Trucks filled with soldiers and supplies rumbled down every country lane headed to embarkation ports. The drone of Allied aircraft was incessant. But after nightfall the sky was filled with bursts of anti-aircraft flak.
To prepare their forecasts, Stagg and Yates shared half a Nissen hut with Instructor Commander John Fleming, the chief meteorologist on the staff of Admiral Bertram Ramsay who commanded D-day’s invasion fleet. The hut was behind Southwick House, just around the corner from its south portico.
Twice daily, Ike would assemble his senior commanders for weather briefings in what had been the mess for the Royal Navy’s navigation school before it became the advanced HQ for SHAEF. To make the meetings, Stagg, Yates, and Fleming often had to sprint from their phones.
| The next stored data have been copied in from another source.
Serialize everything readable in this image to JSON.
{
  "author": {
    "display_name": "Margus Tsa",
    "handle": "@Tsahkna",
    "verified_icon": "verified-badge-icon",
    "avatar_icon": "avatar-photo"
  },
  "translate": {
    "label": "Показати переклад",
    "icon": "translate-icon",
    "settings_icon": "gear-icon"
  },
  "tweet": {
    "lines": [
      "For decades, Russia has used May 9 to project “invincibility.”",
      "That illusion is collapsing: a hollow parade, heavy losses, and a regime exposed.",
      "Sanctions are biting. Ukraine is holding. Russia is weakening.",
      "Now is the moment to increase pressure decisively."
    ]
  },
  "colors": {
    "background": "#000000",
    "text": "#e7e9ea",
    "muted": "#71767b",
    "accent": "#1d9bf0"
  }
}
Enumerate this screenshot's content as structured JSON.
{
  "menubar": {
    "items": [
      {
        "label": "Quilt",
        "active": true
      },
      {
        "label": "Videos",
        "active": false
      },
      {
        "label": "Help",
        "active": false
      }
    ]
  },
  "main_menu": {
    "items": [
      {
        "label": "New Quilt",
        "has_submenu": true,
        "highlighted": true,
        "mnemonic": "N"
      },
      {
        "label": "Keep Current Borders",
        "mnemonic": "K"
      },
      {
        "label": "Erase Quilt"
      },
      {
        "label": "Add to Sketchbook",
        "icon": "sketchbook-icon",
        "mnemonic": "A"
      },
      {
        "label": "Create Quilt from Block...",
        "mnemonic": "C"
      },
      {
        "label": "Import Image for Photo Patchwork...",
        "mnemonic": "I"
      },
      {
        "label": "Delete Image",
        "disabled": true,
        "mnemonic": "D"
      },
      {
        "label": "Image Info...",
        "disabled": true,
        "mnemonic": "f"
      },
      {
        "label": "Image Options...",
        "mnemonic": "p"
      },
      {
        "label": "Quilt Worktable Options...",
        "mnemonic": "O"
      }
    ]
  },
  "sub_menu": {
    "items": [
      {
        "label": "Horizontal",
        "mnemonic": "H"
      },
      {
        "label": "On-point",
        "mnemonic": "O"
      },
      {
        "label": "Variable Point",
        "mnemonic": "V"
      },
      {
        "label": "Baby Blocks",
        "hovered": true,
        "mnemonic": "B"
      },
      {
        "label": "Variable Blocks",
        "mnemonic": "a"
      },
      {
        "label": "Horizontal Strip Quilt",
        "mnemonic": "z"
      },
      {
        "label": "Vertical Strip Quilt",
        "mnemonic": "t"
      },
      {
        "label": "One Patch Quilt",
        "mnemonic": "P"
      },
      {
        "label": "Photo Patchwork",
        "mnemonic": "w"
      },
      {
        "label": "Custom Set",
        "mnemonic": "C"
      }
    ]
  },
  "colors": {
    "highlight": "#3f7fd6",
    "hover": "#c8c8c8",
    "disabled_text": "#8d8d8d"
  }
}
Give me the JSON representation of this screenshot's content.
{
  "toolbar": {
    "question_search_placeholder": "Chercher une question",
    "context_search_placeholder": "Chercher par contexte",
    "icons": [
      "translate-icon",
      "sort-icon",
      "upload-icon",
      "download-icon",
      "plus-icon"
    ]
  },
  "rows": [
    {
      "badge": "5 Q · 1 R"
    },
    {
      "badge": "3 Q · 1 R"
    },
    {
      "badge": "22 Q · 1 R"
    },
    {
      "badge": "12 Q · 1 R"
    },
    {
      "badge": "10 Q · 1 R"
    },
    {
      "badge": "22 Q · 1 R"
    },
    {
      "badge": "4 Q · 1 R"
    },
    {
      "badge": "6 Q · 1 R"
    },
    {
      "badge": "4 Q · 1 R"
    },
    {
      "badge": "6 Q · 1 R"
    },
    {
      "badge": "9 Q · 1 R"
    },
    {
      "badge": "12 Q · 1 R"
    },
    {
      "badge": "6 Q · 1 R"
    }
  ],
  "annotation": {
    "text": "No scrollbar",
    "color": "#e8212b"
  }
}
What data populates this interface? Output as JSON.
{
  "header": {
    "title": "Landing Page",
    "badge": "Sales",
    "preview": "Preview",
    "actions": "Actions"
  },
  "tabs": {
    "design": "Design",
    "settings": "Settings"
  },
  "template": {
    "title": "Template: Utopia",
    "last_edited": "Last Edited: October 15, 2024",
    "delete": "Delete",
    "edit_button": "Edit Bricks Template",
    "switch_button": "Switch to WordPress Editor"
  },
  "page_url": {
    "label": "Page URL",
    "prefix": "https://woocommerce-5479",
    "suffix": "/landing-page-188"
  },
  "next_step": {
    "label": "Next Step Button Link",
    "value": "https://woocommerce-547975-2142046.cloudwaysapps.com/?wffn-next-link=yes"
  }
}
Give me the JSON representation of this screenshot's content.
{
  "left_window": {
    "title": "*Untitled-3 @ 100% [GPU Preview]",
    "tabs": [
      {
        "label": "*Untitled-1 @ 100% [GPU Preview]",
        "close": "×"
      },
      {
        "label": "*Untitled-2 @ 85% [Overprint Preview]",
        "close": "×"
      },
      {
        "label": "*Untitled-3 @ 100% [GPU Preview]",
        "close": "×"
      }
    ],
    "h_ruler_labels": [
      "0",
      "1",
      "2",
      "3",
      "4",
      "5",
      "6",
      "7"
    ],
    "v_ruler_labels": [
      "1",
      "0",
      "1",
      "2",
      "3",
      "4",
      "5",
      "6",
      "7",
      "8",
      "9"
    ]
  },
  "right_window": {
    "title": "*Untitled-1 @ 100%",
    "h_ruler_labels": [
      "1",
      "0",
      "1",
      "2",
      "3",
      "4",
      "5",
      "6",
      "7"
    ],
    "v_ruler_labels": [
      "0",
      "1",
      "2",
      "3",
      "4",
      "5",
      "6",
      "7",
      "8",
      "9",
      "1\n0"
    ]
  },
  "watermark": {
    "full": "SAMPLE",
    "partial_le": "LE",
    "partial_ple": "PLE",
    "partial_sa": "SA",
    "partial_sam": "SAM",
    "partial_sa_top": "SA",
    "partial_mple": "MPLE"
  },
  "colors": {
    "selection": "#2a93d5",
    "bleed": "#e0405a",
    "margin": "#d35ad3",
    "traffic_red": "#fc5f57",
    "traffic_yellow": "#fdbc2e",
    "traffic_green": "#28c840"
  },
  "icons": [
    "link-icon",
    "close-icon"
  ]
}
In Sawyer’s Wood, down the hill and about a mile to the east of the manor house, Ike parked his travel trailer under a grove of trees. A smaller version for his driver, Kay Summersby, was nearby. Across a cinder path Stagg and Yates shared a tent close to other tents housing Ike’s staff.
Today, Southwick House and the surrounding grounds are contained in the Royal Navy’s HMS Dryad, a dry land base devoted to defense security.